Dato che la zanna destra di Fred era quella più lunga e meglio conservata, il team guidato da Daniel Fischer e Joshua Miller l’ha scelta per analizzarne la composizione chimica: in particolare il rapporto degli isotopi di ossigeno e stronzio. Lo stronzio doveva servire per ottenere delle “impronte geografiche”, quindi per scoprire le località frequentate da Fred, sulla base delle variazioni naturali dei livelli di stronzio nell’ambiente. Mentre i valori degli isotopi dell’ossigeno – che mostrano fluttuazioni stagionali molto pronunciate – servivano per determinare il periodo dell’anno in cui si era formato quello specifico strato di zanna. Insomma la coppia stronzio-ossigeno era perfetta per ottenere una data e una località precisa: per tracciare quindi gli spostamenti del mastodonte anno dopo anno.
Così, gli isotopi di stronzio e ossigeno presenti negli strati di crescita delle zanne hanno consentito ai ricercatori di ricostruire i viaggi di Fred, il mastodonte di Buesching, da adolescente e da adulto. Il team ha tagliato una sottile sezione longitudinale della zanna destra di Fred e ha raccolto 36 campioni corrispondenti all’età dell’adolescenza e 30 corrispondenti agli ultimi anni della sua vita. È bastato utilizzare una minuscola punta da trapano azionata al microscopio, per macinare mezzo millimetro di avorio dal bordo dei singoli strati di crescita da campionare. E la polvere così ottenuta è stata analizzata chimicamente, dando risultati inaspettati.
Stando alle analisi, il mastodonte di Buesching sarebbe nato nell’Indiana centrale e qui sarebbe rimasto fino all’adolescenza, quando si è separato dalla mandria guidata dalle femmine. Proprio come gli elefanti moderni, è probabile che i giovani maschi di mastodonte andavano in dispersione, si allontanavano dalle madri, e Fred in questo periodo avrebbe trascorso del tempo esplorando il Michigan centrale e meridionale. Infine – per gli ultimi tre anni della sua vita – avrebbe viaggiato parecchio e periodicamente, coprendo circa 32 chilometri al mese. E ogni estate si sarebbe diretto a nord dell’area dove trascorreva l’inverno: avrebbe trascorso le ultime tre estati nell’Indiana nord-orientale, lì dove ha trovato la morte. Lì dove probabilmente c’era il suo areale riproduttivo.
Analizzando il cranio, infatti, Fischer e Miller hanno scoperto anche il motivo della morte del mastodonte di Buesching.

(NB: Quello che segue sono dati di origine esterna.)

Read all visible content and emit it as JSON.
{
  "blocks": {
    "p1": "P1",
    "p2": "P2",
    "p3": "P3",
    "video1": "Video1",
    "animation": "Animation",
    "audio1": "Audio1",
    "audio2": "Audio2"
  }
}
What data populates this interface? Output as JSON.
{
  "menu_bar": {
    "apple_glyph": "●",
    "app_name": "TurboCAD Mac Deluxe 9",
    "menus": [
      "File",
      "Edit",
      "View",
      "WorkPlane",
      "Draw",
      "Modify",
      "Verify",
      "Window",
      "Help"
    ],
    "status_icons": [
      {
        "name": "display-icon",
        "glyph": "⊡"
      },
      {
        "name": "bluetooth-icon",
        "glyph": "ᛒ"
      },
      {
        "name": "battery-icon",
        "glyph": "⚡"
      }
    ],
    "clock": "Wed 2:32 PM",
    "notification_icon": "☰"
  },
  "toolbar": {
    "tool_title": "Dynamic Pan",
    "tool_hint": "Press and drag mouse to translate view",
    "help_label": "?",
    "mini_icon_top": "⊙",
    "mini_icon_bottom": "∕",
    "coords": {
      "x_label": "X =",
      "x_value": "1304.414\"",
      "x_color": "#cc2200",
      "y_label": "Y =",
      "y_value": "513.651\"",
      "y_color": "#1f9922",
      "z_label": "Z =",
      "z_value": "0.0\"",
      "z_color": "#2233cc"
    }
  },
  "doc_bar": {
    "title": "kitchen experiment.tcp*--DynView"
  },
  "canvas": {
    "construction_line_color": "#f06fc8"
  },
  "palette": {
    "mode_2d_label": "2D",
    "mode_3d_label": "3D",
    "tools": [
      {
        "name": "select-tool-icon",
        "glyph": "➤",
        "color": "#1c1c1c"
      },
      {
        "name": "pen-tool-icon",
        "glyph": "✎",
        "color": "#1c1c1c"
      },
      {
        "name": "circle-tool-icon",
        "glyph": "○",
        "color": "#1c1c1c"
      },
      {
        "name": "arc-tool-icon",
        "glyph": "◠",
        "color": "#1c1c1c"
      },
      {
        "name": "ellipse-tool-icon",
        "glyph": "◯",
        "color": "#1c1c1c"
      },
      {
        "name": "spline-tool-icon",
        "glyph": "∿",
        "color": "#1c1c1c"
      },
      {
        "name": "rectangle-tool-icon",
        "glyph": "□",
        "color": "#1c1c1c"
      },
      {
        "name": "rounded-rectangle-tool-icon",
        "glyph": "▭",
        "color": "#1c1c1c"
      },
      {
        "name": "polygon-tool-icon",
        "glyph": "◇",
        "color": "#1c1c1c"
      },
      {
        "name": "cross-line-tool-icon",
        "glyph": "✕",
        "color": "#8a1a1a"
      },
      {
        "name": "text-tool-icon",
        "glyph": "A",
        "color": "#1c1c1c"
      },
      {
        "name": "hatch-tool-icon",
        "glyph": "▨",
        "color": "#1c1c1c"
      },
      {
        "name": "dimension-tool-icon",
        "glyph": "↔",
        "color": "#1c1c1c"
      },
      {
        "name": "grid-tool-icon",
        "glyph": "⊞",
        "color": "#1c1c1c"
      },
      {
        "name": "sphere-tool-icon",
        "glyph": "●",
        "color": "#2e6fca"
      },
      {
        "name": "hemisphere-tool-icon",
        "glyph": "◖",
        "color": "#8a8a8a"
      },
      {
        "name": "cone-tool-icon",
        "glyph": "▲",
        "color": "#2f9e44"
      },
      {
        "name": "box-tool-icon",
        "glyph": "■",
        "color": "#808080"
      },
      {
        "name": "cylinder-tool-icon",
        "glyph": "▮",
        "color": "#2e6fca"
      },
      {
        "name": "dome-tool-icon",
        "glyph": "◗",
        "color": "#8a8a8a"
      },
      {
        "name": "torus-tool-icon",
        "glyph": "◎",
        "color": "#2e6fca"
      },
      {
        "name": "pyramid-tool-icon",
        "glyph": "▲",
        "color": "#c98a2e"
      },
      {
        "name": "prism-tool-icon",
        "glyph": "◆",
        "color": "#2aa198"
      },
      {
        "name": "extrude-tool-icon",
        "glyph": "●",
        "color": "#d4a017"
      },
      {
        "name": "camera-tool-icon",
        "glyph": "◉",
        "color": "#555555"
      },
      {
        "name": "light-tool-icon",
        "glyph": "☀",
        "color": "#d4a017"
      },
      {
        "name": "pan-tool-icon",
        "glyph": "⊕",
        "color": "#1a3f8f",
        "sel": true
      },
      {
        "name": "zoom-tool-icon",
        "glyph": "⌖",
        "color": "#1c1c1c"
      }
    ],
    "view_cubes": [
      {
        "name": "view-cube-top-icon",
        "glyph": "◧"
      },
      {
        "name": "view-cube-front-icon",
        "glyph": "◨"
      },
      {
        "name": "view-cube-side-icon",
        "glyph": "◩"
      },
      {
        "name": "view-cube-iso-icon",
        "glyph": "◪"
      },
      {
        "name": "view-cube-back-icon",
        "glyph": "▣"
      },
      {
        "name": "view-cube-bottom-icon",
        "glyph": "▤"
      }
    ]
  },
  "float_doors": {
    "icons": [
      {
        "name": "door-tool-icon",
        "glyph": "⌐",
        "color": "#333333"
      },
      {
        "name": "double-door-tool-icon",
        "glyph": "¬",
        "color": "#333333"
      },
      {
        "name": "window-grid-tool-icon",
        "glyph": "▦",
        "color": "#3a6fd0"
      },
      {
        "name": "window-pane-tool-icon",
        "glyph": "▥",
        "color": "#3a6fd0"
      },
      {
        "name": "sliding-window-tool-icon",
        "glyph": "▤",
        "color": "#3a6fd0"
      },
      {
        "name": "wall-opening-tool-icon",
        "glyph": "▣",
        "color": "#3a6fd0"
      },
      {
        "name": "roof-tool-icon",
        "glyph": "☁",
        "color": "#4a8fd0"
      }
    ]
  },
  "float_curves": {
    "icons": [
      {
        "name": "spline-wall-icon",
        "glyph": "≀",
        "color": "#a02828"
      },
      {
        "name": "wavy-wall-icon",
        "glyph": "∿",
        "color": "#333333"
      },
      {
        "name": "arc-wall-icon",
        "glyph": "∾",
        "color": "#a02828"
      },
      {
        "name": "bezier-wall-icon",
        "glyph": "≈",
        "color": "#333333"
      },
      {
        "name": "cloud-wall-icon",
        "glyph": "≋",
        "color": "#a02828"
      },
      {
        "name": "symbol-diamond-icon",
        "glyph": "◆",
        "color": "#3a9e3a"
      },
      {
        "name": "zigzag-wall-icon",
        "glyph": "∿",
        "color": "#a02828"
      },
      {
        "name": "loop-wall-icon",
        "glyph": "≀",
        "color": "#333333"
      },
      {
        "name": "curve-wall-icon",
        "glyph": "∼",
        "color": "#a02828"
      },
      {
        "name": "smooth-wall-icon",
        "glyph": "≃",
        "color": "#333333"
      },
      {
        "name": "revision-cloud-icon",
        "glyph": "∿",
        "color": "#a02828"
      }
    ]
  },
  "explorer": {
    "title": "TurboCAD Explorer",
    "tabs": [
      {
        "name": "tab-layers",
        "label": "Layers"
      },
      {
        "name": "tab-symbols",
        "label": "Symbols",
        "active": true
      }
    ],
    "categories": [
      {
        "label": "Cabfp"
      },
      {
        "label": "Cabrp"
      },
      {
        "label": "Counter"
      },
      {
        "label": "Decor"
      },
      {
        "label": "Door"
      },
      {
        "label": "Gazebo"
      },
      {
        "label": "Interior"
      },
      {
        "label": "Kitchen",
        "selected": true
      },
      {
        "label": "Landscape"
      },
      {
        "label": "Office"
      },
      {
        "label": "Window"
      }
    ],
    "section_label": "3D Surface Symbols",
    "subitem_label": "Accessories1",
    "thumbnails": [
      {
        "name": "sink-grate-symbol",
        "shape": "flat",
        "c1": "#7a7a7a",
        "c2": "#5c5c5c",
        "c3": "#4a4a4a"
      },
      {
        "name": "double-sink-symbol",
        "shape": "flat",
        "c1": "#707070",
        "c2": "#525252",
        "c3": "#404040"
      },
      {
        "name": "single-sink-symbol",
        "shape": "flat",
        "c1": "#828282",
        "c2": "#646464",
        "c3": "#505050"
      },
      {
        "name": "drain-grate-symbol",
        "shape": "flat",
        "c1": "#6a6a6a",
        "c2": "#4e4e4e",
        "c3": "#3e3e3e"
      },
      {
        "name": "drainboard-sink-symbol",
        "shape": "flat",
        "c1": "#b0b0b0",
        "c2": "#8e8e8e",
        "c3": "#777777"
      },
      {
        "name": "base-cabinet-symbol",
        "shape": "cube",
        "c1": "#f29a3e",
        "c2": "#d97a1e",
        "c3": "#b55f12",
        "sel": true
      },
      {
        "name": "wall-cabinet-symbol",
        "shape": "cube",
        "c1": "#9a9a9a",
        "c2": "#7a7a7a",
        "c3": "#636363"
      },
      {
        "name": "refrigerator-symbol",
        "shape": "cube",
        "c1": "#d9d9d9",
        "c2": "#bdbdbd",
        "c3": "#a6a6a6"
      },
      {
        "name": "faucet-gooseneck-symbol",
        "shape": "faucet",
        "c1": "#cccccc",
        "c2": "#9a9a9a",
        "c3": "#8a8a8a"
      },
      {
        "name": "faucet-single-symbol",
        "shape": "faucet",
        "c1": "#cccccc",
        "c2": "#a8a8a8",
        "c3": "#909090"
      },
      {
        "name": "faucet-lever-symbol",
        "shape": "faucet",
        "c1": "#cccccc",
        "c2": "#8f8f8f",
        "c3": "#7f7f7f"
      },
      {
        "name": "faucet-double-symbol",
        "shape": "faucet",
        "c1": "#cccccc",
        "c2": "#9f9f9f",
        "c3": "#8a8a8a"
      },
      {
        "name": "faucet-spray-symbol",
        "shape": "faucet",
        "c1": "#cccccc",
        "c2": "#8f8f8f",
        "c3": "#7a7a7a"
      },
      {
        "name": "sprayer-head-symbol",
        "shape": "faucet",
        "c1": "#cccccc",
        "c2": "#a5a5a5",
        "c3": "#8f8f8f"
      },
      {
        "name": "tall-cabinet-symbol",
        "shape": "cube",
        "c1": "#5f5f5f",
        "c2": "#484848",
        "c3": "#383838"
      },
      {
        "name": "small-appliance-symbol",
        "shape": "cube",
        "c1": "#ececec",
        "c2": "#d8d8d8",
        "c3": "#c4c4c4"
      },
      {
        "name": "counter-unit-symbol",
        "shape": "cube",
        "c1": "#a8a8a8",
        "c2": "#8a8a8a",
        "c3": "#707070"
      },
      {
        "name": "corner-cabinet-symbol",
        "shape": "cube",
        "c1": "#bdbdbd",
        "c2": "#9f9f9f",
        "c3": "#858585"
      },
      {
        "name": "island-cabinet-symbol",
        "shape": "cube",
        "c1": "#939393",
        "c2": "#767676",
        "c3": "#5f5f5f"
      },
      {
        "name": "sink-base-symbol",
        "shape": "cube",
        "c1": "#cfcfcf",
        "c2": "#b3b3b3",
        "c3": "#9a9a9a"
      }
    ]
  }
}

Fred – oggi conservato al Museo di Storia Naturale dell’Università del Michigan ad Ann Arbor – sarebbe morto all’età di 34 anni, a ben 160 chilometri dal suo luogo di nascita, in battaglia: ucciso dalla zanna di un altro mastodonte maschio che gli ha perforato il lato destro del cranio, durante uno scontro per avere accesso alle femmine. Quello che oggi è l’Indiana nord-orientale doveva essere un tempo il quartiere di questi proboscidati primitivi, estintisi 10.000 anni fa.
«Ogni volta che arrivava la stagione calda, il mastodonte di Buesching andava nello stesso posto, ripetutamente. La chiarezza di questo segnale impresso nella zanna e osservato con le tecniche isotopiche è stata del tutto inaspettata. Ed è davvero eccitante: per la prima volta siamo stati in grado di documentare la migrazione terrestre annuale di un individuo da una specie estinta» ha affermato il primo autore dello studio Joshua Miller, paleoecologo all’Università di Cincinnati che ha utilizzato tecniche simili per studiare la migrazione dei caribù in Alaska e in Canada.
È ancora presto per capire a pieno come i mastodonti si spostavano a seconda delle stagioni, come sfruttavano il paesaggio una volta raggiunta la maturità sessuale. Proprio per questo ora il prossimo obbiettivo di Fischer e Miller sarà analizzare le zanne di altri esemplari, maschi o femmine, nella speranza di trovare altre tracce di migrazioni.